O tio Antonio, marido de uma das irmãs de José Ruiz
Blasco e homem ocioso, leva com freqüência o pequeno Pablo
a passear com as duas primas, filhas do tio Salvador, nas
imediações do porto, onde a imaginação das crianças é avivada pela agitação do cais e o movimento dos barcos a vapor
e dos veleiros. Málaga é também uma cidade secreta, interdita ao filho de boa família, uma cidade cigana amontoada ao pé
do bairro mouro de Alcazaba e do castelo de Gibralfaro, num
conjunto de casebres onde a população se alimenta quase
exclusivamente de sopa de mariscos, cujas conchas, negligentemente abandonadas, juncam o chão. Há ali um outro
mundo, estranho, fascinante, sobre o qual se contam históri11
as fantásticas, inquietantes, e de onde se eleva o cante jondo,
voz cigana que é a memória moura da Espanha e que, como a
tourada, lhe é essencial.
A educação do pequeno andaluz se faz também sob o
signo do sangue da arena, na violência viril e animal: os cavalos, naquele tempo, não são protegidos diante dos touros
poderosos e raivosos, e não é raro que caiam desventrados.

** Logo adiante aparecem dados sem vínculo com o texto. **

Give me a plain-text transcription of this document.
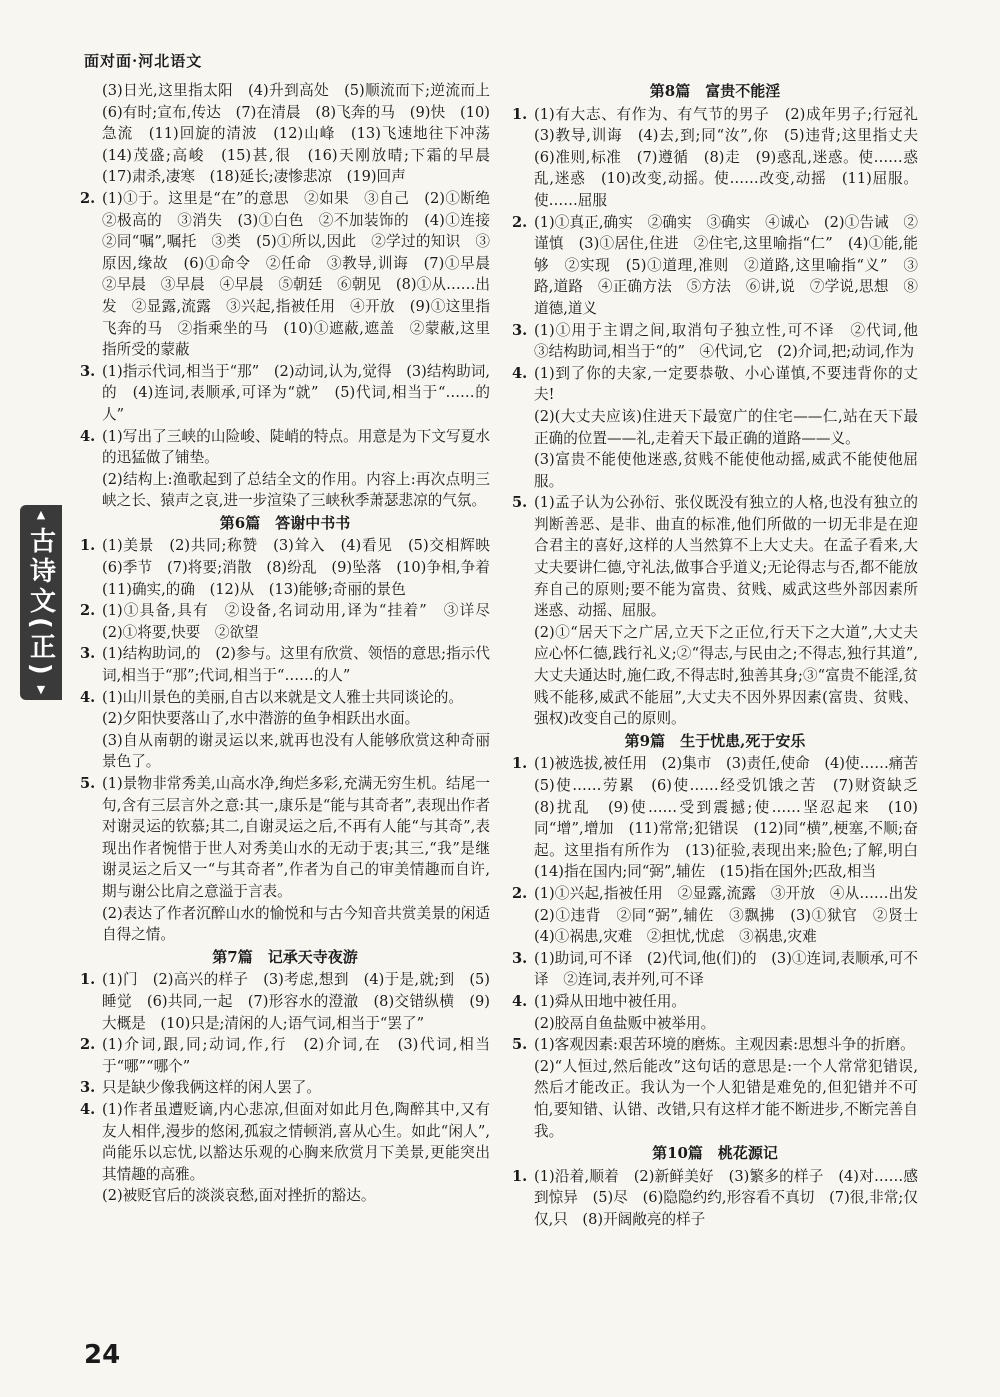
面对面·河北语文

(3)日光,这里指太阳　(4)升到高处　(5)顺流而下;逆流而上　(6)有时;宣布,传达　(7)在清晨　(8)飞奔的马　(9)快　(10)急流　(11)回旋的清波　(12)山峰　(13)飞速地往下冲荡　(14)茂盛;高峻　(15)甚,很　(16)天刚放晴;下霜的早晨　(17)肃杀,凄寒　(18)延长;凄惨悲凉　(19)回声

2. (1)①于。这里是“在”的意思　②如果　③自己　(2)①断绝　②极高的　③消失　(3)①白色　②不加装饰的　(4)①连接　②同“嘱”,嘱托　③类　(5)①所以,因此　②学过的知识　③原因,缘故　(6)①命令　②任命　③教导,训诲　(7)①早晨　②早晨　③早晨　④早晨　⑤朝廷　⑥朝见　(8)①从……出发　②显露,流露　③兴起,指被任用　④开放　(9)①这里指飞奔的马　②指乘坐的马　(10)①遮蔽,遮盖　②蒙蔽,这里指所受的蒙蔽

3. (1)指示代词,相当于“那”　(2)动词,认为,觉得　(3)结构助词,的　(4)连词,表顺承,可译为“就”　(5)代词,相当于“……的人”

4. (1)写出了三峡的山险峻、陡峭的特点。用意是为下文写夏水的迅猛做了铺垫。

(2)结构上:渔歌起到了总结全文的作用。内容上:再次点明三峡之长、猿声之哀,进一步渲染了三峡秋季萧瑟悲凉的气氛。

第6篇　答谢中书书
1. (1)美景　(2)共同;称赞　(3)耸入　(4)看见　(5)交相辉映　(6)季节　(7)将要;消散　(8)纷乱　(9)坠落　(10)争相,争着　(11)确实,的确　(12)从　(13)能够;奇丽的景色

2. (1)①具备,具有　②设备,名词动用,译为“挂着”　③详尽　(2)①将要,快要　②欲望

3. (1)结构助词,的　(2)参与。这里有欣赏、领悟的意思;指示代词,相当于“那”;代词,相当于“……的人”

4. (1)山川景色的美丽,自古以来就是文人雅士共同谈论的。

(2)夕阳快要落山了,水中潜游的鱼争相跃出水面。

(3)自从南朝的谢灵运以来,就再也没有人能够欣赏这种奇丽景色了。

5. (1)景物非常秀美,山高水净,绚烂多彩,充满无穷生机。结尾一句,含有三层言外之意:其一,康乐是“能与其奇者”,表现出作者对谢灵运的钦慕;其二,自谢灵运之后,不再有人能“与其奇”,表现出作者惋惜于世人对秀美山水的无动于衷;其三,“我”是继谢灵运之后又一“与其奇者”,作者为自己的审美情趣而自许,期与谢公比肩之意溢于言表。

(2)表达了作者沉醉山水的愉悦和与古今知音共赏美景的闲适自得之情。

第7篇　记承天寺夜游
1. (1)门　(2)高兴的样子　(3)考虑,想到　(4)于是,就;到　(5)睡觉　(6)共同,一起　(7)形容水的澄澈　(8)交错纵横　(9)大概是　(10)只是;清闲的人;语气词,相当于“罢了”

2. (1)介词,跟,同;动词,作,行　(2)介词,在　(3)代词,相当于“哪”“哪个”

3. 只是缺少像我俩这样的闲人罢了。

4. (1)作者虽遭贬谪,内心悲凉,但面对如此月色,陶醉其中,又有友人相伴,漫步的悠闲,孤寂之情顿消,喜从心生。如此“闲人”,尚能乐以忘忧,以豁达乐观的心胸来欣赏月下美景,更能突出其情趣的高雅。

(2)被贬官后的淡淡哀愁,面对挫折的豁达。

第8篇　富贵不能淫
1. (1)有大志、有作为、有气节的男子　(2)成年男子;行冠礼　(3)教导,训诲　(4)去,到;同“汝”,你　(5)违背;这里指丈夫　(6)准则,标准　(7)遵循　(8)走　(9)惑乱,迷惑。使……惑乱,迷惑　(10)改变,动摇。使……改变,动摇　(11)屈服。使……屈服

2. (1)①真正,确实　②确实　③确实　④诚心　(2)①告诫　②谨慎　(3)①居住,住进　②住宅,这里喻指“仁”　(4)①能,能够　②实现　(5)①道理,准则　②道路,这里喻指“义”　③路,道路　④正确方法　⑤方法　⑥讲,说　⑦学说,思想　⑧道德,道义

3. (1)①用于主谓之间,取消句子独立性,可不译　②代词,他　③结构助词,相当于“的”　④代词,它　(2)介词,把;动词,作为

4. (1)到了你的夫家,一定要恭敬、小心谨慎,不要违背你的丈夫!

(2)(大丈夫应该)住进天下最宽广的住宅——仁,站在天下最正确的位置——礼,走着天下最正确的道路——义。

(3)富贵不能使他迷惑,贫贱不能使他动摇,威武不能使他屈服。

5. (1)孟子认为公孙衍、张仪既没有独立的人格,也没有独立的判断善恶、是非、曲直的标准,他们所做的一切无非是在迎合君主的喜好,这样的人当然算不上大丈夫。在孟子看来,大丈夫要讲仁德,守礼法,做事合乎道义;无论得志与否,都不能放弃自己的原则;要不能为富贵、贫贱、威武这些外部因素所迷惑、动摇、屈服。

(2)①“居天下之广居,立天下之正位,行天下之大道”,大丈夫应心怀仁德,践行礼义;②“得志,与民由之;不得志,独行其道”,大丈夫通达时,施仁政,不得志时,独善其身;③“富贵不能淫,贫贱不能移,威武不能屈”,大丈夫不因外界因素(富贵、贫贱、强权)改变自己的原则。

第9篇　生于忧患,死于安乐
1. (1)被选拔,被任用　(2)集市　(3)责任,使命　(4)使……痛苦　(5)使……劳累　(6)使……经受饥饿之苦　(7)财资缺乏　(8)扰乱　(9)使……受到震撼;使……坚忍起来　(10)同“增”,增加　(11)常常;犯错误　(12)同“横”,梗塞,不顺;奋起。这里指有所作为　(13)征验,表现出来;脸色;了解,明白　(14)指在国内;同“弼”,辅佐　(15)指在国外;匹敌,相当

2. (1)①兴起,指被任用　②显露,流露　③开放　④从……出发　(2)①违背　②同“弼”,辅佐　③飘拂　(3)①狱官　②贤士　(4)①祸患,灾难　②担忧,忧虑　③祸患,灾难

3. (1)助词,可不译　(2)代词,他(们)的　(3)①连词,表顺承,可不译　②连词,表并列,可不译

4. (1)舜从田地中被任用。

(2)胶鬲自鱼盐贩中被举用。

5. (1)客观因素:艰苦环境的磨炼。主观因素:思想斗争的折磨。

(2)“人恒过,然后能改”这句话的意思是:一个人常常犯错误,然后才能改正。我认为一个人犯错是难免的,但犯错并不可怕,要知错、认错、改错,只有这样才能不断进步,不断完善自我。

第10篇　桃花源记
1. (1)沿着,顺着　(2)新鲜美好　(3)繁多的样子　(4)对……感到惊异　(5)尽　(6)隐隐约约,形容看不真切　(7)很,非常;仅仅,只　(8)开阔敞亮的样子

▲
古诗文(正)
▼
24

José, apaixonado por touradas, leva o filho à nova Plaza de
toros, inaugurada em 1876. Pablo tem dez anos e admira um
matador de cabelos brancos. Outra vez, num quarto de hotel,
é recebido pelo herói do dia que, em seu traje glorioso, o faz
sentar-se sobre seus joelhos.
À escola ele decididamente não se acostuma, pouco se
interessa pelo que lá se ensina e suporta mal a disciplina
rigorosa. Berra no momento de ir, coloca as condições mais
extravagantes para se deixar levar, ou inventa doenças, aproveitando a fraqueza dos pais, pouco inclinados a contrariálo, a enfrentar seu caráter obstinado. Na classe não pára quieto e, se não é inteiramente o cábula que se orgulhará de ter
sido, é um aluno medíocre. Mesmo um preceptor pessoal não
consegue fazer dele um aluno aceitável. Todavia, como é inteligente e tem o espírito vivo, é provável que aprende facilmente a ler e a escrever, seguindo bem ou mal o curso de seus
estudos.
Seus dez anos, Pablo não os festeja em Málaga. A família instalou-se em La Coruña, onde José encontrou um cargo
de professor menos subalterno e melhor remunerado. Da
Andaluzia à Galícia, do Mediterrâneo ao Atlântico, do sol à
chuva, é um exílio para um homem tão afeiçoado à sua cidade
natal, mas a razão econômica lhe impôs essa escolha: ele tem
mais de cinqüenta anos, filhos jovens e nenhum futuro em
Málaga, onde seu cargo de conservador do museu foi suprimido e onde a arte de pintar pombos lhe valeu somente uma
pequena consideração. Em La Coruña, possui pelo menos um
emprego menos fictício que o que tinha em Málaga, e isto
12
numa escola recém inaugurada. Lá dispõe, nas proximidades
do porto, de um apartamento agradável com um terraço, na
parte traseira, onde pode instalar um pombal e, na frente, uma
sacada fechada, um mirador, de onde os filhos observam a
vida da rua. Bem defronte, numa bela mansão, habita o doutor Ramón Perez Costales, personagem importante da cidade.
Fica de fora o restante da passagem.